L’ufficiale giudiziario, ieri, ha dribblato gli sguardi degli oltre trecento in presidio. È entrato da un ingresso secondario, ha consegnato per l’ennesima volta l’atto, e se ne è andato. Nuovo appuntamento il 24 gennaio prossimo. Fuori, nel frattempo, è stato Daniele Farina, storico portavoce del centro sociale più famoso d’Italia, a chiamare in causa Palazzo Marino. «Su questa storia decide Milano. L’attore principale è il Comune, che ha dato disponibilità a lavorare per trovare una soluzione». Di certo, alla luce del«nuovo scenario», i tempi dovranno essere rapidi: entro l’estate.
I contatti sono già stati avviati. Palazzo Marino, militanti, prefettura stanno immaginando una via d’uscita. Che per i Cabassi è unica: riavere l’area di via Watteau. Per questo dal tavolo è stata esclusa l’ipotesi di riannodare i fili di quella bozza d’accordo che ai tempi della giunta Pisapia, su spinta dell’assessorato all’Urbanistica, percorreva la via di uno scambio d’aree.

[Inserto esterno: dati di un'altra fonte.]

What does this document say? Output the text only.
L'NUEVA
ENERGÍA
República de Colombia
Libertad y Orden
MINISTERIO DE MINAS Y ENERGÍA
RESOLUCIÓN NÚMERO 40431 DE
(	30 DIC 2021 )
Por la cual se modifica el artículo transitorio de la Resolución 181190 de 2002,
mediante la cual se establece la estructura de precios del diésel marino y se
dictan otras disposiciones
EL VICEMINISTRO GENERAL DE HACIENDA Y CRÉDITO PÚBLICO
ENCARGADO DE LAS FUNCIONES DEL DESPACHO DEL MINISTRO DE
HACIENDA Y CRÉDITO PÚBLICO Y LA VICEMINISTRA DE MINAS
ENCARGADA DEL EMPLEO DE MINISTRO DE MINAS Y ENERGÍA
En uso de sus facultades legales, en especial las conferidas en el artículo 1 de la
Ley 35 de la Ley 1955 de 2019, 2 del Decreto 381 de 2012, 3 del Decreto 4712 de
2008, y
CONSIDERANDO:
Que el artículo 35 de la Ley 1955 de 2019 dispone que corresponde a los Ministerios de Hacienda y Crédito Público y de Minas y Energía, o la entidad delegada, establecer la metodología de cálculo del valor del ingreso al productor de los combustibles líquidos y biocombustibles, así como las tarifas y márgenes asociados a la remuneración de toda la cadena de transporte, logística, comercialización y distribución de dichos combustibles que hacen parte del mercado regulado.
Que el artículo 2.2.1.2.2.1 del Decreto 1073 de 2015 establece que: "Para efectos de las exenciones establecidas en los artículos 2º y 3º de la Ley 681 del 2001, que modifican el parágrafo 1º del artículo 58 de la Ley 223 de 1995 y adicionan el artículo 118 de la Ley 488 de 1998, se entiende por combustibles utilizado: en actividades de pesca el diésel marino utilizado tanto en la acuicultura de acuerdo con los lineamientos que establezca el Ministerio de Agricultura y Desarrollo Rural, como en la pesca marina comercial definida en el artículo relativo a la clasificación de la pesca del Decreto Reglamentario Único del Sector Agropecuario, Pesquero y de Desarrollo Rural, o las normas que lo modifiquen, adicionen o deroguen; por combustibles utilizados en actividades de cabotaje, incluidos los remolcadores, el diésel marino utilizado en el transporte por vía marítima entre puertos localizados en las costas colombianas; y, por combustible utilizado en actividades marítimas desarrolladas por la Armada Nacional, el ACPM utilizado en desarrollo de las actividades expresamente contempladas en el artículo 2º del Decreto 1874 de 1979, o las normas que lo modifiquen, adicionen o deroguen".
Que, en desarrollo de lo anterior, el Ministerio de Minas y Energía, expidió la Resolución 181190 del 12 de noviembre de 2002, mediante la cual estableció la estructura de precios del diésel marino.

Era tutto pronto, ma una parte della maggioranza si oppose e la permuta finì nel nulla.
Per sopravvivere, le «anime» del Leonka dovranno accettare un trasloco. L’esperienza antagonista potrà sopravvivere, ma in una nuova «casa». Il delicato compito di individuare un luogo adatto per il trasloco è stato affidato all’assessore alla Rigenerazione urbana, Giancarlo Tancredi. Sono già stati fatti sopralluoghi che però a oggi non hanno dato i frutti sperati per l’ovvia difficoltà che una ricerca del genere comporta. Quindi, è corsa contro il tempo. Sia perché la cifra che dovrà essere sborsata alla famiglia Cabassi è destinata ad aumentare se gli occupanti non troveranno una sede, sia perché l’alternativa, ossia lo sgombero, è vista come la peste nera dalle varie istituzioni per il timore di disordini.
La roadmap prevede una serie di passaggi. Al primo posto l’individuazione di uno spazio alternativo, poi la «regolarizzazione» del Leonka, infine la partecipazione a un bando, lo stesso iter usato per trovare uno spazio al centro sociale Lambretta. Ci si muove in questo spazio stretto. Con il centrodestra che è già all’attacco. «Il mancato sgombero non è un bel segnale nei confronti dei milanesi onesti», tuona l’assessore regionale Romano La Russa. Sul versante opposto, Camera del lavoro e Verdi, che chiedono all’amministrazione comunale di «attivarsi concretamente per impedire questo sfratto».